La circolazione è interrotta tra Poggio Imperiale e Vasto Sud in direzione nord, e tra Vasto Sud e Termoli in direzione sud. Nel frattempo, circa 50 persone sono state evacuate dal territorio comunale di Petacciato. A confermarlo è stato il capo del Dipartimento della Protezione Civile, Fabio Ciciliano, al termine del Comitato operativo convocato in seguito alla riattivazione della frana. “La situazione ci preoccupa molto perché la frana in questo momento non è ferma, si sta muovendo”, ha dichiarato Ciciliano, sottolineando la necessità di un monitoraggio continuo. Per le prossime ore è previsto un sopralluogo del professor Casagli, ordinario di geologia applicata all’Università di Firenze, con l’obiettivo di ottenere una prima valutazione sulla consistenza del fenomeno franoso.

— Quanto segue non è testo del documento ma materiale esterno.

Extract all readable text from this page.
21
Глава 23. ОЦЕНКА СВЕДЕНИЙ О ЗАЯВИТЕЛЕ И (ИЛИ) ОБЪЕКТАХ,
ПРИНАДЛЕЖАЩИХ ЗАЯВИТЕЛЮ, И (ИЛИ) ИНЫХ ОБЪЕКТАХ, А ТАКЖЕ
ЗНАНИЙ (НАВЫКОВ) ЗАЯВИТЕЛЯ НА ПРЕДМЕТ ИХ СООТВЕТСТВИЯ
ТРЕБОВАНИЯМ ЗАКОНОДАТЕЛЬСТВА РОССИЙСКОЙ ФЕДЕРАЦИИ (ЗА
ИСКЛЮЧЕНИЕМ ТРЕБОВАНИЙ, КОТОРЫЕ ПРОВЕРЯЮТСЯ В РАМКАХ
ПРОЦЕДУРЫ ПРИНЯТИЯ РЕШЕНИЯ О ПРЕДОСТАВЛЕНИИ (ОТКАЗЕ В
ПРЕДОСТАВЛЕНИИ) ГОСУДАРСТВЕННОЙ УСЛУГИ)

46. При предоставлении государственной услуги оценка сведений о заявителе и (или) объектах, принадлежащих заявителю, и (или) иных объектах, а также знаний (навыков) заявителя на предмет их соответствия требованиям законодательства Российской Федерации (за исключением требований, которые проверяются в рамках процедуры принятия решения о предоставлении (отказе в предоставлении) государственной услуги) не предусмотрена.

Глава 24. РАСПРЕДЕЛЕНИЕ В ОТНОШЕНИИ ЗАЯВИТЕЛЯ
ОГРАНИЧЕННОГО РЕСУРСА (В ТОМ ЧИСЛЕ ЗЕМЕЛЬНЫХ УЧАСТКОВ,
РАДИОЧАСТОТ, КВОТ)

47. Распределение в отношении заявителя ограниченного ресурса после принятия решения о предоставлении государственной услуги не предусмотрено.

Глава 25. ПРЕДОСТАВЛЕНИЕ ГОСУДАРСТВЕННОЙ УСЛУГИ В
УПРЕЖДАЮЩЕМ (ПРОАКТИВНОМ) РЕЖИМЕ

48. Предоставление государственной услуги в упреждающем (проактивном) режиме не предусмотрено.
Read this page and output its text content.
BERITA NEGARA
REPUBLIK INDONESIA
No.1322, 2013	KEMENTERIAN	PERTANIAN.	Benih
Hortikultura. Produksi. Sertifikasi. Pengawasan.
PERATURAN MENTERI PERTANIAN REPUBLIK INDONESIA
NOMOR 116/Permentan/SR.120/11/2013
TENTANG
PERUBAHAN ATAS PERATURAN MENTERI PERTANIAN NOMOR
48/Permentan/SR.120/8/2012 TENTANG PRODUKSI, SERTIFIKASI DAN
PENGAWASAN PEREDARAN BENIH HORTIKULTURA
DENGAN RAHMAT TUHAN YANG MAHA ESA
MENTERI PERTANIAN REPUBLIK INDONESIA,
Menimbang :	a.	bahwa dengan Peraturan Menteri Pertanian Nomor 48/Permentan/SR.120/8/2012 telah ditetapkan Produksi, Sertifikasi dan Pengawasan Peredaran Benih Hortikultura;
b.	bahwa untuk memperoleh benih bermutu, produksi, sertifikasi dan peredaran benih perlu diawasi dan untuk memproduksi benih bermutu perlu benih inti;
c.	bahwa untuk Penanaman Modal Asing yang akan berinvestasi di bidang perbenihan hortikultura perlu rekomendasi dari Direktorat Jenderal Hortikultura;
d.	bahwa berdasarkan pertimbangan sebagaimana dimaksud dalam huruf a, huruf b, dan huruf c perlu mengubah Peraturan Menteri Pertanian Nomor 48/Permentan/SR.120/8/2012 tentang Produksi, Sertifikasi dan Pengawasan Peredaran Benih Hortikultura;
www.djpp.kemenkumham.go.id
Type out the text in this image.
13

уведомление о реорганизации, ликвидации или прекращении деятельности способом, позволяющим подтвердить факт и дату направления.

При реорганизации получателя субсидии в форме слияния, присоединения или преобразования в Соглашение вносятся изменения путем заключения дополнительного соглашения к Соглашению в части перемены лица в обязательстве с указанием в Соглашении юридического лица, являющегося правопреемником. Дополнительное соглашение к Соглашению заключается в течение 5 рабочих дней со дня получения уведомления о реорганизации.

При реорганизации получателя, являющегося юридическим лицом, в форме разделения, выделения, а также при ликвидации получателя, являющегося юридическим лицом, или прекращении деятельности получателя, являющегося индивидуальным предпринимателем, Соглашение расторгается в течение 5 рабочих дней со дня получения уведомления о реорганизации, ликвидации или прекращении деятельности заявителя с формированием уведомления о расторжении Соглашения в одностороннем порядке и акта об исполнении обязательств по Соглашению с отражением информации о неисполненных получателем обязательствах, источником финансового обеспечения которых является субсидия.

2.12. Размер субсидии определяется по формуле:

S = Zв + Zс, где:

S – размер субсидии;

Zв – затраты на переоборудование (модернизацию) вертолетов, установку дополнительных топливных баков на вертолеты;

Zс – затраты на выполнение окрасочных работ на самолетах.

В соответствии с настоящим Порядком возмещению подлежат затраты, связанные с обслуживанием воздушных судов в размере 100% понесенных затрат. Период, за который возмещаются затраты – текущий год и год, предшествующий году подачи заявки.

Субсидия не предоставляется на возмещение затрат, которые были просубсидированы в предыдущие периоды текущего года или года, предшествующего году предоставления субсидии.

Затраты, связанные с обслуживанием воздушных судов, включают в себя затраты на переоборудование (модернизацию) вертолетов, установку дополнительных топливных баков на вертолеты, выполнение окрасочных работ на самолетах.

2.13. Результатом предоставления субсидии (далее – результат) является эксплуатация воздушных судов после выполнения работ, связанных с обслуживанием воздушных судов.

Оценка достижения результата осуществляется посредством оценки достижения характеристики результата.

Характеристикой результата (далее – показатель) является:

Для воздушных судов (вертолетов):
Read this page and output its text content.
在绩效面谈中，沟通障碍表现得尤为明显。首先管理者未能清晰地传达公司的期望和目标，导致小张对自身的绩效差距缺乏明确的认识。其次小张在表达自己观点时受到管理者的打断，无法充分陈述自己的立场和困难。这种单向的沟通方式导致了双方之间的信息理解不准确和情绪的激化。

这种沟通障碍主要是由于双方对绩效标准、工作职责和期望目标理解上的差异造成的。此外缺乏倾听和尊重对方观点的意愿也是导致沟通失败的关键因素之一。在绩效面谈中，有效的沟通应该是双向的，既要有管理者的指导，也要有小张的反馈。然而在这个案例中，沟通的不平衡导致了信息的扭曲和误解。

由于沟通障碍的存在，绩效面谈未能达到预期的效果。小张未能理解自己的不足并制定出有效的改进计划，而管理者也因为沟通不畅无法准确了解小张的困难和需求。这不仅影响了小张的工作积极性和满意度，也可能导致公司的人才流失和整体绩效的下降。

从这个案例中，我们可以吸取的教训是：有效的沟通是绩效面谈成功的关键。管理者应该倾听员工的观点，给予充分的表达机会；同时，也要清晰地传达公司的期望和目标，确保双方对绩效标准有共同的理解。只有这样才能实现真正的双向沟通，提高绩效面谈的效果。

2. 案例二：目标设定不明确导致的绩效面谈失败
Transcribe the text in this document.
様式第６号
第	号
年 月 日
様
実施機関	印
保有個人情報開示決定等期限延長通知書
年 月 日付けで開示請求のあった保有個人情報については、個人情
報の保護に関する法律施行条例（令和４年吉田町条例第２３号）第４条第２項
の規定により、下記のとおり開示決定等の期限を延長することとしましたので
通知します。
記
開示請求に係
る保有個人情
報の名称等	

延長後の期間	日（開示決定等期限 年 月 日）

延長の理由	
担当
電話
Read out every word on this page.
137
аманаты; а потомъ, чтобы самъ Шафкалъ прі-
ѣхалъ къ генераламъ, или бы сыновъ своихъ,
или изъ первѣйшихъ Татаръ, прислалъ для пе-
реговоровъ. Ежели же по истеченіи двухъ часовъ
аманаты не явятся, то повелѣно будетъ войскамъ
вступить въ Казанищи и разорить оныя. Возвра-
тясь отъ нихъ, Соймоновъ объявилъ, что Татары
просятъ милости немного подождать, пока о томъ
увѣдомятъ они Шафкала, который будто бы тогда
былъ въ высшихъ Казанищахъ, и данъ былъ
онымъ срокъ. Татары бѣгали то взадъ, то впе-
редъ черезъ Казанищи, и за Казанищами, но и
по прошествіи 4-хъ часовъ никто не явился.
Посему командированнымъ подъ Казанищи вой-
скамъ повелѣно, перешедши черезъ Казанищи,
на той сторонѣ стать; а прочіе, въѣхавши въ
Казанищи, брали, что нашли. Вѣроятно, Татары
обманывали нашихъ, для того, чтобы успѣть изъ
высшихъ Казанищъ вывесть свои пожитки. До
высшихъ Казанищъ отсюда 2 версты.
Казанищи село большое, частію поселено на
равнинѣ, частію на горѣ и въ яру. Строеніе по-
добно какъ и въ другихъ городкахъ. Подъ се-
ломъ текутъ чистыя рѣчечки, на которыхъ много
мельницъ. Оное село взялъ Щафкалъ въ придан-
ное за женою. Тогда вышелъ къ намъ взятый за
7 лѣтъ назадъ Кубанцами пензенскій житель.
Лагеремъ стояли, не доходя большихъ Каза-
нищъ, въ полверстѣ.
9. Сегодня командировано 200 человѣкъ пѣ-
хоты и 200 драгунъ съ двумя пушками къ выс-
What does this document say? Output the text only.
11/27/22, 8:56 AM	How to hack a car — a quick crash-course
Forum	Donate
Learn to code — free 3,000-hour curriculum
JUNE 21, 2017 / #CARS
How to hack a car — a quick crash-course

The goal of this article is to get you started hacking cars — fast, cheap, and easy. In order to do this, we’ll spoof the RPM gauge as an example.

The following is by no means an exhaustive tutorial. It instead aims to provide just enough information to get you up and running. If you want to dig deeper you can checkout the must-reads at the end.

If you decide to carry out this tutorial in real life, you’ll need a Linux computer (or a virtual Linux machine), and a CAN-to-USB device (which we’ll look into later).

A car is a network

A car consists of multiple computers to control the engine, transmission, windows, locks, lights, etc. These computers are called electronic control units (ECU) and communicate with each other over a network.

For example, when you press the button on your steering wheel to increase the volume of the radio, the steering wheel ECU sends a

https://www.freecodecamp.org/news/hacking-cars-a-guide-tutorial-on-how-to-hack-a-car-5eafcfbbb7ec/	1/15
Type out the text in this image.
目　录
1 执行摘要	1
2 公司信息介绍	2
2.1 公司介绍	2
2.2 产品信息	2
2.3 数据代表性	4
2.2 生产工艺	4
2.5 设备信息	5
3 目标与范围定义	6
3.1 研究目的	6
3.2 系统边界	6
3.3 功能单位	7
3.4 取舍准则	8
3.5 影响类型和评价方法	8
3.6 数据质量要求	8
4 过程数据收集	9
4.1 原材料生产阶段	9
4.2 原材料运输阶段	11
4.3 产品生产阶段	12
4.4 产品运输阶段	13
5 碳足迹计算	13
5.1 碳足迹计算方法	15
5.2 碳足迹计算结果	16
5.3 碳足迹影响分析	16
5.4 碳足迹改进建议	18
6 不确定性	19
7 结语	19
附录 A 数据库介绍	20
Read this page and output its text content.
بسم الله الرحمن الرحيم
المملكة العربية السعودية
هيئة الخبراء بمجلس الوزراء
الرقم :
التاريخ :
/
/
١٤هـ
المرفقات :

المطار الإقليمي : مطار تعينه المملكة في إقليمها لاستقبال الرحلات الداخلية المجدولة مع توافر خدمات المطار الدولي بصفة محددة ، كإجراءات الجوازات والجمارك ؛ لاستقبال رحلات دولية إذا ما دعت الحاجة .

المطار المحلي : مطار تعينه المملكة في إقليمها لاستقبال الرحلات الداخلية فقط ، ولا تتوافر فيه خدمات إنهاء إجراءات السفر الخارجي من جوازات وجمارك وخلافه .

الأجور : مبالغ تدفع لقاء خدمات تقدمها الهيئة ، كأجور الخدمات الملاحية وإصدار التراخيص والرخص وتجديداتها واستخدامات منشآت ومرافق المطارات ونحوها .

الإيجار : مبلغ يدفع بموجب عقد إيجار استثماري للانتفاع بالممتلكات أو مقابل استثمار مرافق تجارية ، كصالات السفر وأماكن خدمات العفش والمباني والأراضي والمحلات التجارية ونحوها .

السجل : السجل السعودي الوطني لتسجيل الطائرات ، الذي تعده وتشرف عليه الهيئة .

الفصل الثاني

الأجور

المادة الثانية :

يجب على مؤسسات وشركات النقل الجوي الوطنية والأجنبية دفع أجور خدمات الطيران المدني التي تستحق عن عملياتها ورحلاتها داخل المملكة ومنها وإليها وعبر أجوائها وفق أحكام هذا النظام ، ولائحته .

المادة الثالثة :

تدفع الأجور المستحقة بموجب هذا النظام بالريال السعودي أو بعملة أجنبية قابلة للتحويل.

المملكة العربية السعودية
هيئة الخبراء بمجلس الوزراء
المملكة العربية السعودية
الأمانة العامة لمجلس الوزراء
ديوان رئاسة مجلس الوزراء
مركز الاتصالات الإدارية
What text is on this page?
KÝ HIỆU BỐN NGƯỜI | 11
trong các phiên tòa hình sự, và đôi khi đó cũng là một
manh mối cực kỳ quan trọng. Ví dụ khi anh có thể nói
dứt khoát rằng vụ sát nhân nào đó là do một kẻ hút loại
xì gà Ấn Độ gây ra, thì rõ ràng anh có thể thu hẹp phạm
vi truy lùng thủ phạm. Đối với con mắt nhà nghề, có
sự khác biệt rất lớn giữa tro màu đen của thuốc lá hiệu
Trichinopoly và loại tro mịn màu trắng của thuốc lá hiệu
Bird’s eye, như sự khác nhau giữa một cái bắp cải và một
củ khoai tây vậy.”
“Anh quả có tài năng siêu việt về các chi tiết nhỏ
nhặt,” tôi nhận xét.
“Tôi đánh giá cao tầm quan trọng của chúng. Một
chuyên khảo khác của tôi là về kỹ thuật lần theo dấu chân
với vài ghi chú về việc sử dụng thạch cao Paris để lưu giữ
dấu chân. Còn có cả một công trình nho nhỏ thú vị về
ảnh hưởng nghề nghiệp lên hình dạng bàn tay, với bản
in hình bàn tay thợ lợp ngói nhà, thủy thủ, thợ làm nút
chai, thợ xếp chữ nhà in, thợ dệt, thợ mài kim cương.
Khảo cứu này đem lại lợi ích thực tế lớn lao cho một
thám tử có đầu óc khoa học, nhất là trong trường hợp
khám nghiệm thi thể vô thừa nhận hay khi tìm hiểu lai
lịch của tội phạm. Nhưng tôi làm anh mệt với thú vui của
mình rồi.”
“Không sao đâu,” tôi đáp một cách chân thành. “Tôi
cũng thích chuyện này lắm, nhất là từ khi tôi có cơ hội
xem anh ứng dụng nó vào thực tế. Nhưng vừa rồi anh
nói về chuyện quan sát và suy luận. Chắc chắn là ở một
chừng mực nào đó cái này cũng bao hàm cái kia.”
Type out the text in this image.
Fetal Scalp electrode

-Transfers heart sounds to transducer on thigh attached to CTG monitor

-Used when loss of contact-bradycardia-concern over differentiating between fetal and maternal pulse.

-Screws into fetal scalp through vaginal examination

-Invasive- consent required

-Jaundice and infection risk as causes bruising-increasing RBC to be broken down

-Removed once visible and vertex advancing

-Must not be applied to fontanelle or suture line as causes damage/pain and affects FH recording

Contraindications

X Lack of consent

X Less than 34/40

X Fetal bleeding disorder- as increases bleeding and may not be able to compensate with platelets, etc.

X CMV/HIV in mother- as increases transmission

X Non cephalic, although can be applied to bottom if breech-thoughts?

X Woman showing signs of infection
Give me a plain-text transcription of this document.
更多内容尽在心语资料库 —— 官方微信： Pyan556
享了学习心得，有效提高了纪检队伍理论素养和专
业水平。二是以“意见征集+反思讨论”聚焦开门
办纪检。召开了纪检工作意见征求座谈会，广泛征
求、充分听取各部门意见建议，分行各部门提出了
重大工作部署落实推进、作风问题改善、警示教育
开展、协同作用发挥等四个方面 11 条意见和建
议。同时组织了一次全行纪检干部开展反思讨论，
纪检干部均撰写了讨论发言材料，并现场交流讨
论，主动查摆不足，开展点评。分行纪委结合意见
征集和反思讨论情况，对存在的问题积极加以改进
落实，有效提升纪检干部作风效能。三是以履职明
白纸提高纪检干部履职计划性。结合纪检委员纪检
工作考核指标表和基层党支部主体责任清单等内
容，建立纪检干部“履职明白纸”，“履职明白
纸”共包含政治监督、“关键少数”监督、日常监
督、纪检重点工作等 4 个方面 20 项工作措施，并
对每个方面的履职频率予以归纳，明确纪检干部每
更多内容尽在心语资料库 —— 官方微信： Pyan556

Secondo quanto riferito, sull’area erano già in programma interventi idraulici per intercettare i flussi d’acqua e prevenire la riattivazione del movimento del terreno. Tuttavia, la frana si è riattivata prima che tali opere potessero essere realizzate. “Continueremo su questo percorso, non ci sono alternative”, ha aggiunto Ciciliano, evidenziando come la gestione della fragilità idrogeologica richieda interventi strutturali in condizioni ordinarie. “Ora stiamo gestendo l’emergenza, ma l’attività di gestione del territorio si può fare solo in condizioni ordinarie”, ha concluso.